The attack came a few weeks after a vicious attack in Paris by an 18-year-old Moscow-born Chechen. A teacher, who had chosen to illustrate a lesson on free expression by displaying cartoons of the Prophet Muhammad, was beheaded outside the school gates. The attacker was shot dead by police.
Two weeks later, a Tunisian man stabbed three people to death outside a Catholic cathedral in Nice. The attacker had arrived in Italy by boat a few weeks previously.
Perhaps it is the enormous challenge of coronavirus or simply the bad weather, but French President Emmanuel Macron has abandoned any pretence of soft power or under-the-counter concessions in exchange for peace on the streets of Paris.
He knows that Europe is an easy target for a killer who wants to secure maximum exposure at minimum cost. That is why he has been galloping into battle in defence of what were once regarded as Western values.
Macron described Islamist separatism as a “political and religious” project that advocates “deviations” from the values of the French Republic. This often resulted, he said, in the constitution of a “counter-society,” in which children are taken out of school, and cultural activities are used as a pretext to teach principles that “do not conform” to French law. It is an “indoctrination” that negates French principles, “equality between men and women,” as well as “human dignity”.
“We believe in the Enlightenment and in women having the same rights as men,” he said. “People who think otherwise, let them do it somewhere else, not on French soil.”

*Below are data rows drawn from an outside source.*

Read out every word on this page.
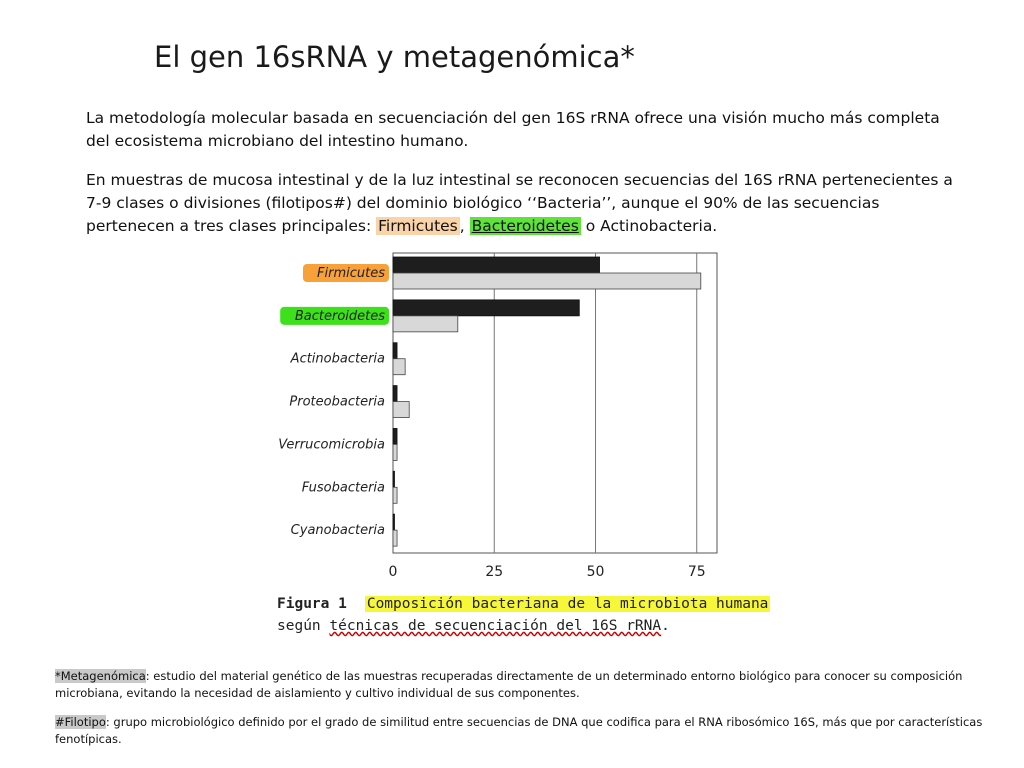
El gen 16sRNA y metagenómica*
La metodología molecular basada en secuenciación del gen 16S rRNA ofrece una visión mucho más completa del ecosistema microbiano del intestino humano.
En muestras de mucosa intestinal y de la luz intestinal se reconocen secuencias del 16S rRNA pertenecientes a 7-9 clases o divisiones (filotipos#) del dominio biológico ‘‘Bacteria’’, aunque el 90% de las secuencias pertenecen a tres clases principales: Firmicutes , Bacteroidetes o Actinobacteria.
0	25	50	75
Firmicutes
Bacteroidetes
Actinobacteria
Proteobacteria
Verrucomicrobia
Fusobacteria
Cyanobacteria
Figura 1 Composición bacteriana de la microbiota humana
según técnicas de secuenciación del 16S rRNA.
*Metagenómica: estudio del material genético de las muestras recuperadas directamente de un determinado entorno biológico para conocer su composición microbiana, evitando la necesidad de aislamiento y cultivo individual de sus componentes.
#Filotipo: grupo microbiológico definido por el grado de similitud entre secuencias de DNA que codifica para el RNA ribosómico 16S, más que por características fenotípicas.
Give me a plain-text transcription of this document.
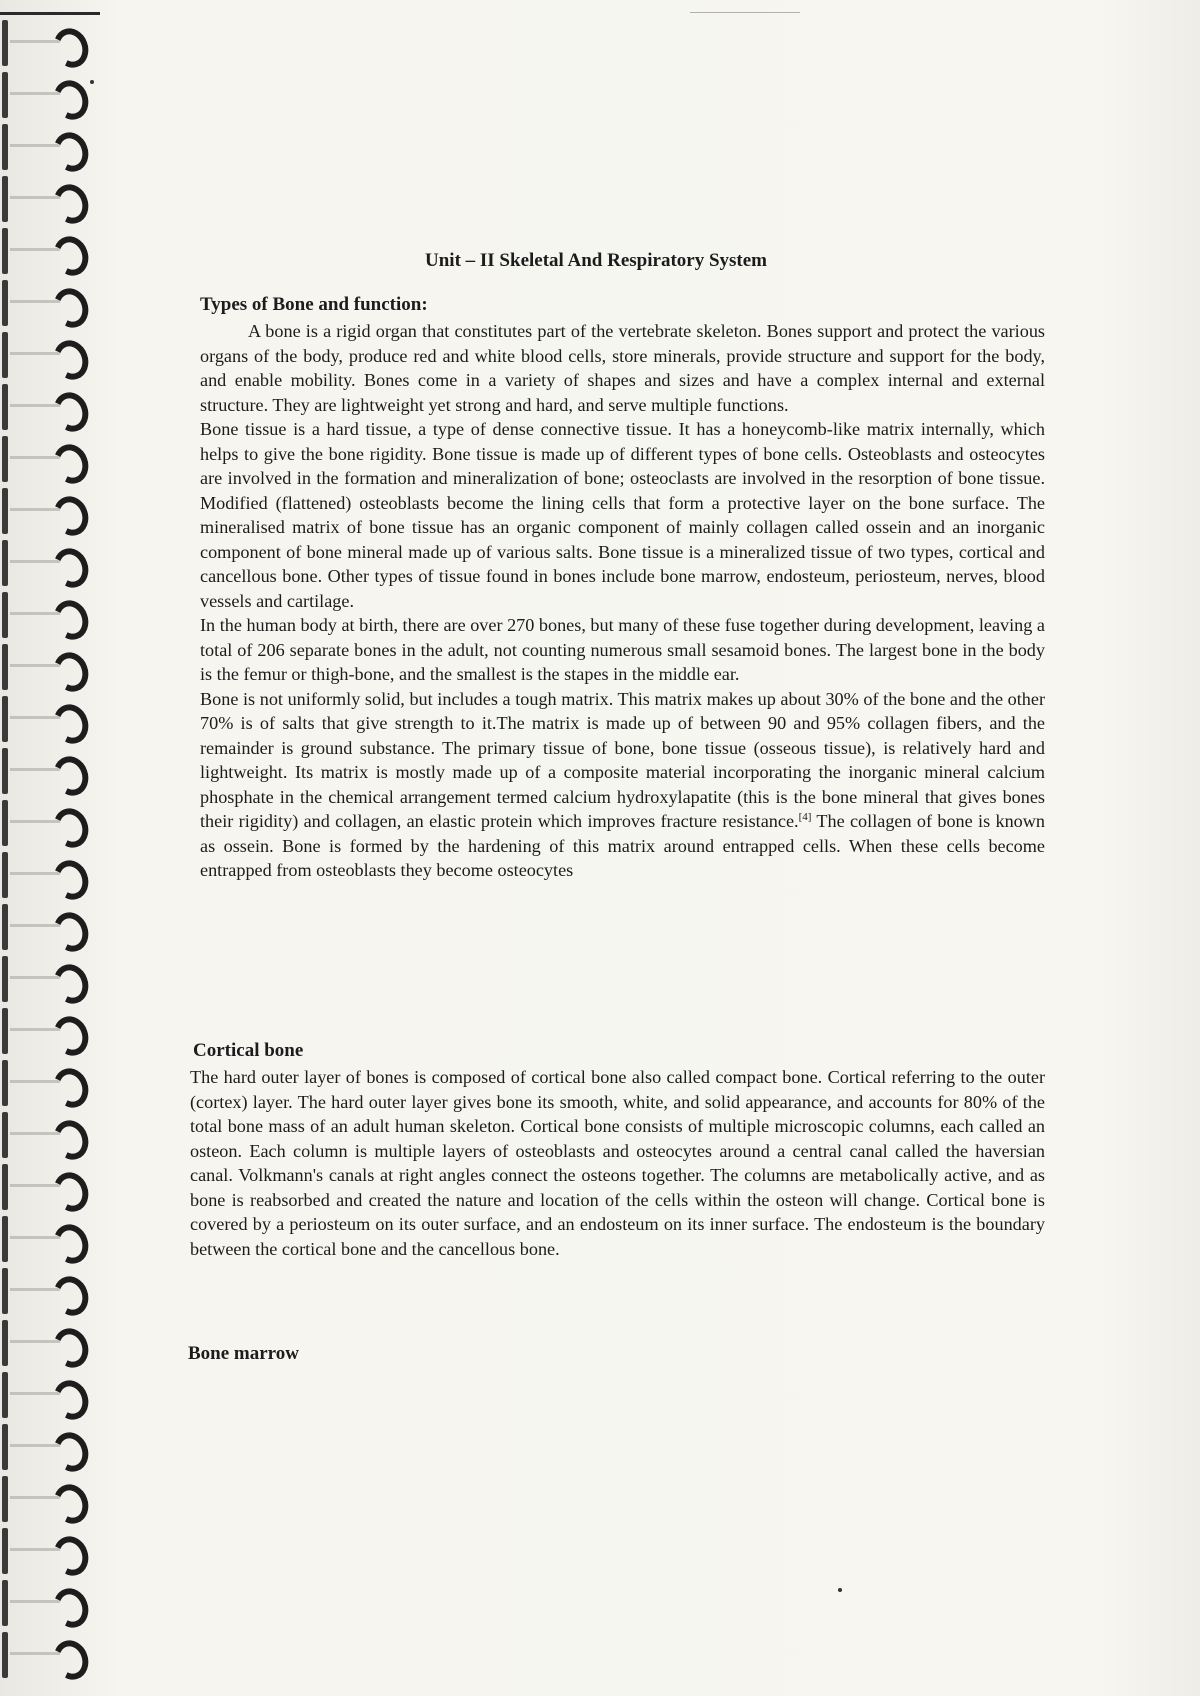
Unit – II Skeletal And Respiratory System
Types of Bone and function:

A bone is a rigid organ that constitutes part of the vertebrate skeleton. Bones support and protect the various organs of the body, produce red and white blood cells, store minerals, provide structure and support for the body, and enable mobility. Bones come in a variety of shapes and sizes and have a complex internal and external structure. They are lightweight yet strong and hard, and serve multiple functions.

Bone tissue is a hard tissue, a type of dense connective tissue. It has a honeycomb-like matrix internally, which helps to give the bone rigidity. Bone tissue is made up of different types of bone cells. Osteoblasts and osteocytes are involved in the formation and mineralization of bone; osteoclasts are involved in the resorption of bone tissue. Modified (flattened) osteoblasts become the lining cells that form a protective layer on the bone surface. The mineralised matrix of bone tissue has an organic component of mainly collagen called ossein and an inorganic component of bone mineral made up of various salts. Bone tissue is a mineralized tissue of two types, cortical and cancellous bone. Other types of tissue found in bones include bone marrow, endosteum, periosteum, nerves, blood vessels and cartilage.

In the human body at birth, there are over 270 bones, but many of these fuse together during development, leaving a total of 206 separate bones in the adult, not counting numerous small sesamoid bones. The largest bone in the body is the femur or thigh-bone, and the smallest is the stapes in the middle ear.

Bone is not uniformly solid, but includes a tough matrix. This matrix makes up about 30% of the bone and the other 70% is of salts that give strength to it.The matrix is made up of between 90 and 95% collagen fibers, and the remainder is ground substance. The primary tissue of bone, bone tissue (osseous tissue), is relatively hard and lightweight. Its matrix is mostly made up of a composite material incorporating the inorganic mineral calcium phosphate in the chemical arrangement termed calcium hydroxylapatite (this is the bone mineral that gives bones their rigidity) and collagen, an elastic protein which improves fracture resistance.[4] The collagen of bone is known as ossein. Bone is formed by the hardening of this matrix around entrapped cells. When these cells become entrapped from osteoblasts they become osteocytes

Cortical bone

The hard outer layer of bones is composed of cortical bone also called compact bone. Cortical referring to the outer (cortex) layer. The hard outer layer gives bone its smooth, white, and solid appearance, and accounts for 80% of the total bone mass of an adult human skeleton. Cortical bone consists of multiple microscopic columns, each called an osteon. Each column is multiple layers of osteoblasts and osteocytes around a central canal called the haversian canal. Volkmann's canals at right angles connect the osteons together. The columns are metabolically active, and as bone is reabsorbed and created the nature and location of the cells within the osteon will change. Cortical bone is covered by a periosteum on its outer surface, and an endosteum on its inner surface. The endosteum is the boundary between the cortical bone and the cancellous bone.

Bone marrow
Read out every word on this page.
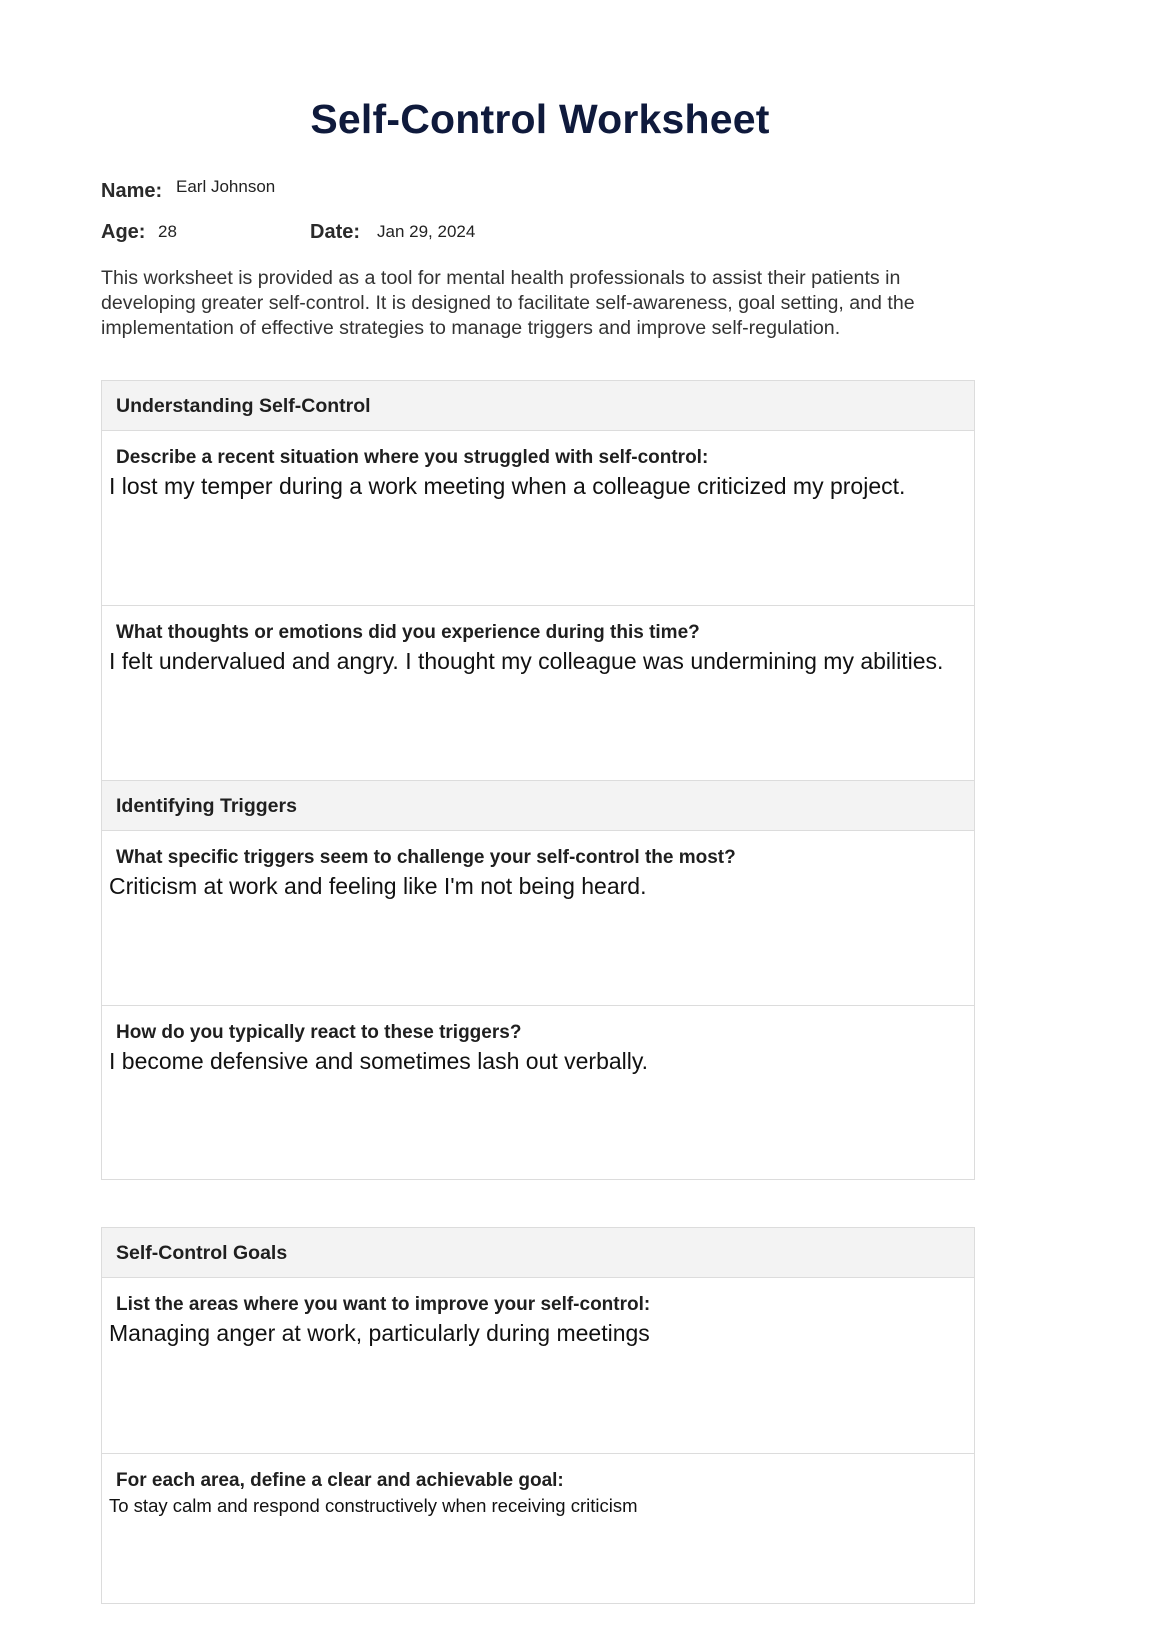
Self-Control Worksheet
Name: Earl Johnson
Age: 28	Date: Jan 29, 2024
This worksheet is provided as a tool for mental health professionals to assist their patients in developing greater self-control. It is designed to facilitate self-awareness, goal setting, and the implementation of effective strategies to manage triggers and improve self-regulation.
Understanding Self-Control
Describe a recent situation where you struggled with self-control:
I lost my temper during a work meeting when a colleague criticized my project.
What thoughts or emotions did you experience during this time?
I felt undervalued and angry. I thought my colleague was undermining my abilities.
Identifying Triggers
What specific triggers seem to challenge your self-control the most?
Criticism at work and feeling like I'm not being heard.
How do you typically react to these triggers?
I become defensive and sometimes lash out verbally.
Self-Control Goals
List the areas where you want to improve your self-control:
Managing anger at work, particularly during meetings
For each area, define a clear and achievable goal:
To stay calm and respond constructively when receiving criticism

Macron noted that Muslim radicals have created their own hermetically sealed eco-systems in European cities, and has sought a law that would give the state greater scrutiny of France’s mosques. He is particularly concerned about the estimated 300 foreign-trained imams in France, about half of whom emanate from Turkey.
Under Macron’s law, they would have to be strictly vetted, while Muslim organisations would have to promise to respect the secular nature of the country. Homeschooling would be curtailed, and state schools would be open for three-year-olds, ensuring that French civic values were inculcated at an early age. Macron’s goal is to fight those who embrace radical Islam, while protecting the middle-of-the-road worshipper.
Austria’s Chancellor Sebastian Kurz has joined Macron in declaring a common European front in a “war on Islamism” – a civilisational struggle between Western values and a politicised version of an extremist interpretation of the Islamic faith. Kurz intends to build an alliance against Islamist ideology at the next summit of EU leaders, as the Austrian security services investigate the Viennese attacker’s suspected ties to extremists in other countries, including Switzerland.
“I expect an end to the misconceived tolerance and for all the nations of Europe to finally realise how dangerous the ideology of political Islam is for our freedom and the European way of life,” Kurz told the German daily Die Welt.
A central pillar of the European Union is likely to be the first victim of the Macron-Kurz approach. The two men agreed to a hastily arranged summit last month to seek a suspension of the Schengen Agreement, which permits frictionless travel throughout Europe.
“We are happy to live without internal borders but we can only do so if we protect our external borders,” said Kurz. “If we don’t protect our external borders, [free movement within EU states] will be threatened on the inside.”
The existing European Border and Coastguard Agency has 1,500 officers, which France says is woefully inadequate to prevent illegal migrants entering via countries such as Greece and Italy. France is pressing it to accelerate a plan to increase the number of officers to 10,000.
Meanwhile, Europe is not alone in facing threats from jihadist ambitions. Islamists have now focused on southern Africa as the site of their next caliphate and dozens of villagers are said to have been massacred in northern Mozambique last month in a three-day rampage by jihadists. Women and children are reported to have been beheaded and their bodies dismembered.
The jihadists, who have pledged allegiance to Islamic State, have already launched attacks on neighbouring Tanzania and threatened violence in South Africa if it attempts to support Mozambique’s beleaguered army.
More than 2,000 people have reportedly been killed since fighting erupted in Mozambique in 2017 and 712,000 more have been left in need of aid. Analysts say an uprising by a few dozen young locals, angry at the neglect of their region by the government in Maputo, has been exploited by Islamic State.
Now, more than 4,000 Islamist fighters have joined forces to battle Mozambique’s military and the foreign mercenaries brought in from Russia and South Africa by the Mozambique regime.
This is perhaps surprising given that only some 18% of Mozambique’s population is Muslim.
Yet jihadist violence continues to pop up in new places and unexpected forms – looking for any easy targets.